Sergeant Valentine stated that the money given to air crews is in denominations that are too large for practical purposes. He said there would be no chance of changing them in isolated areas and that small amounts, such as 15 to 25 lire, could be used to better advantage when dealing with the Italian civilians.
He also stated that maps and money should be secretly concealed in clothing. He suggested the heels and soles of shoes, because in very rare instances where shoes taken away or searched. He also stated that aviators, when starting out on a mission, should always wear GI shoes and not lightweight civilian shoes. The going is very rough and he observed men without their GI shoes having a very difficult time.

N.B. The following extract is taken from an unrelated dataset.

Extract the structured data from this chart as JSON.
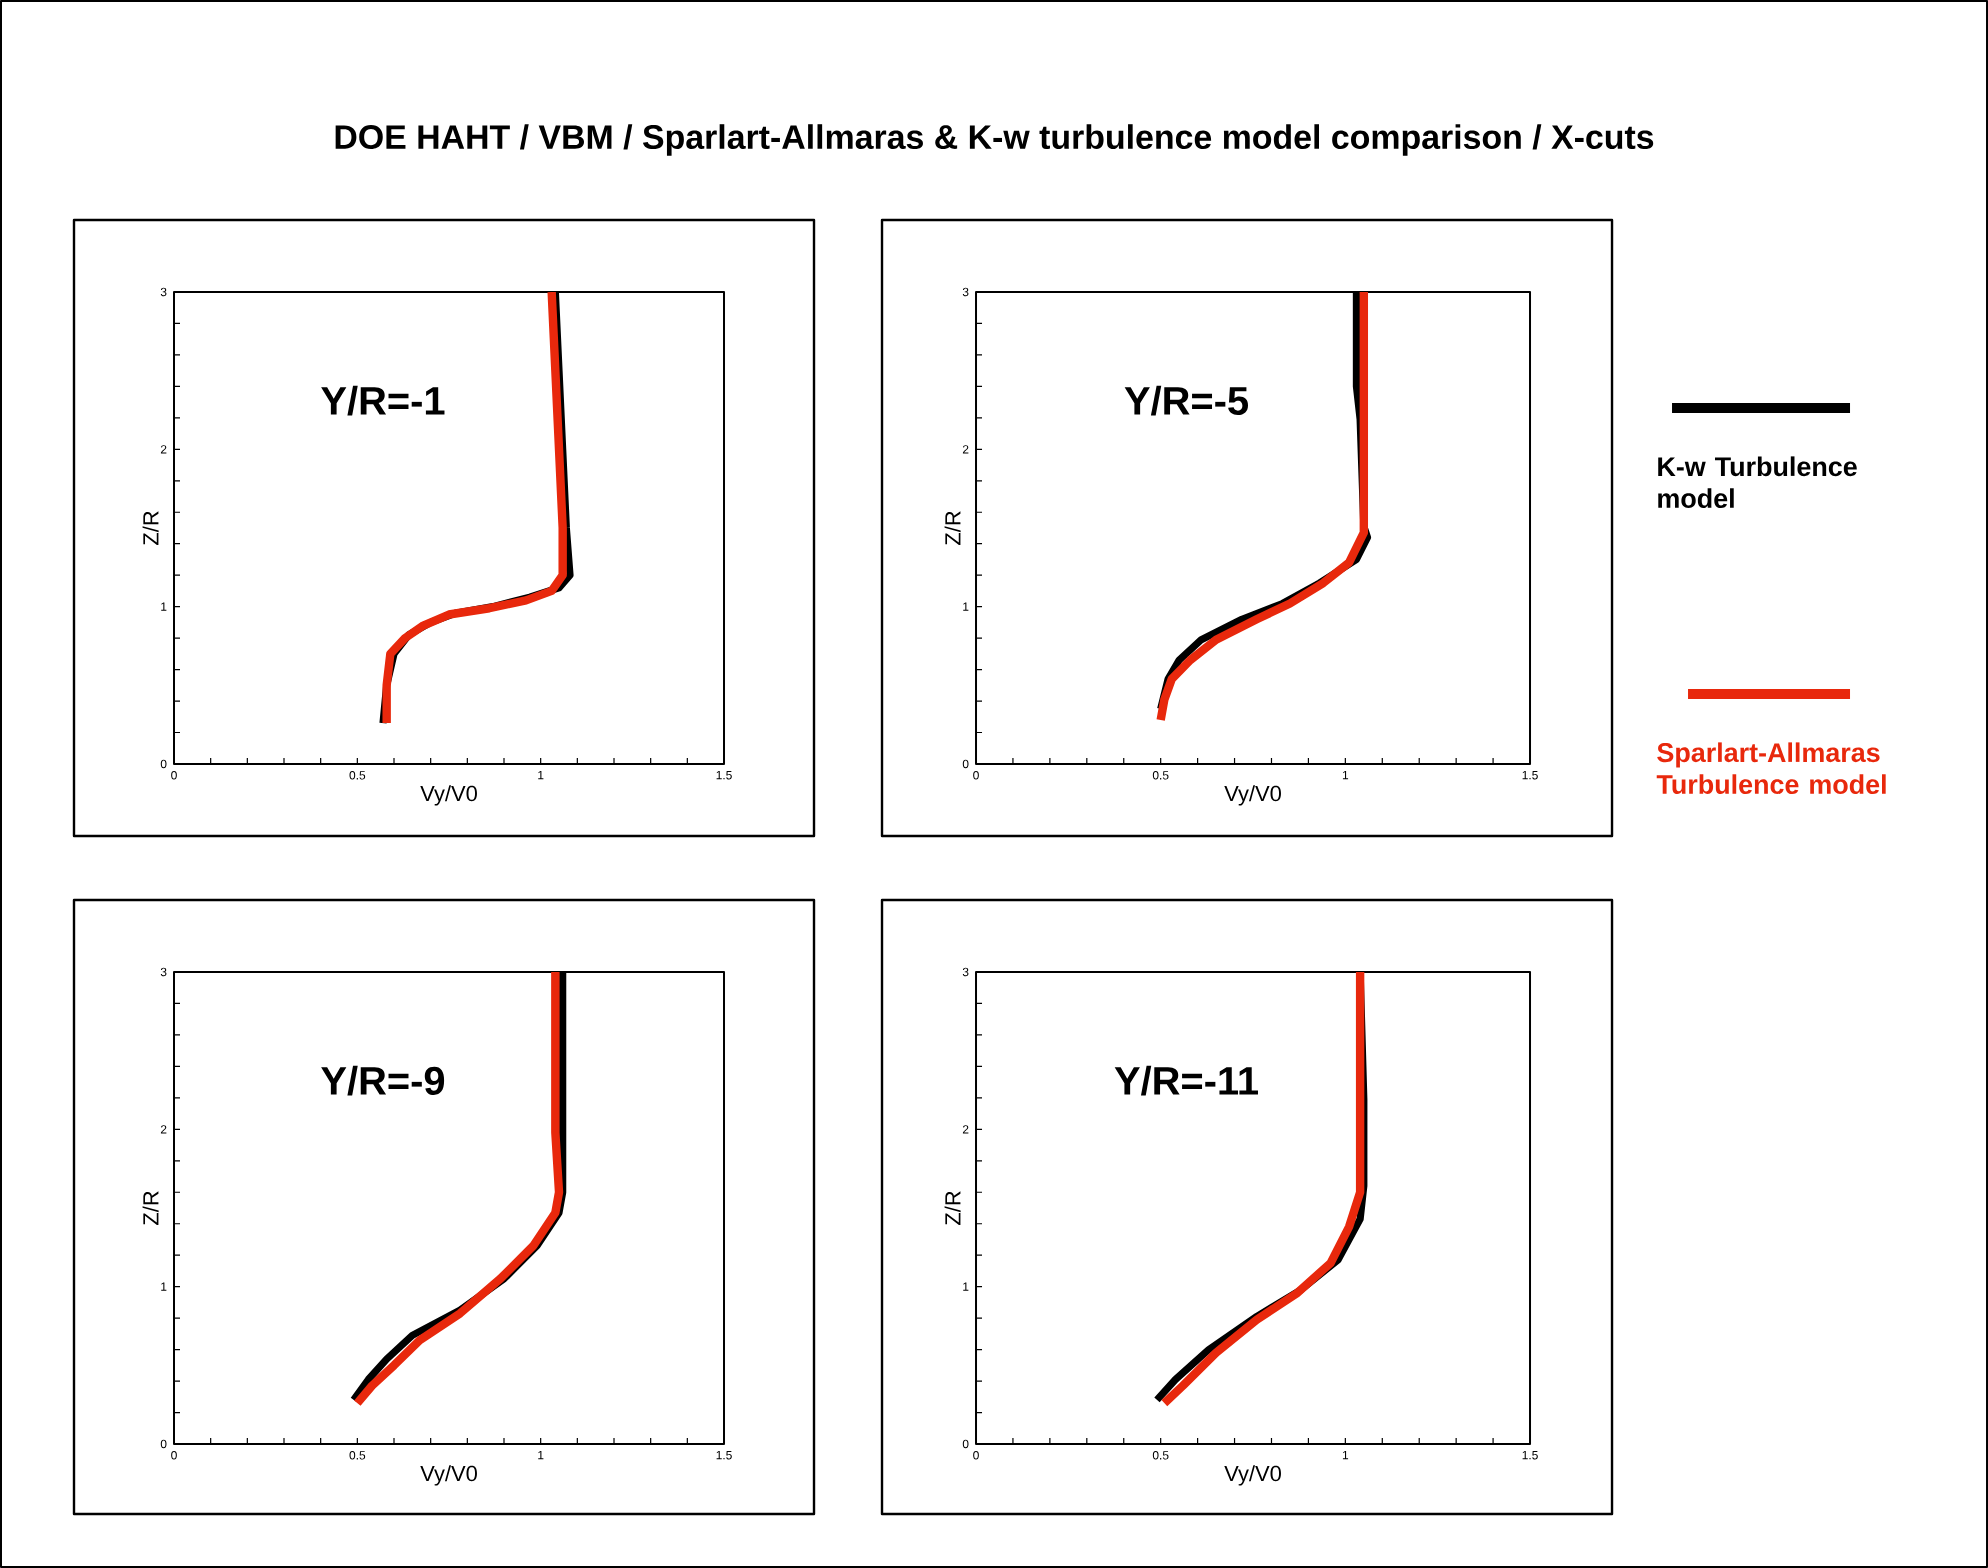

The lack of knowing a few simple Italian words and phrases was a serious handicap to him in obtaining information from the Italians. Sergeant Valentine suggested that in briefing at their bases, that air crews be given a short but practical course in Italian. He feels that a half an hour a day for two weeks would be of considerable benefit to air men.
I can’t thank everyone who contributed, gathered all the information and took the time and effort to give all the families this knowledge and understanding!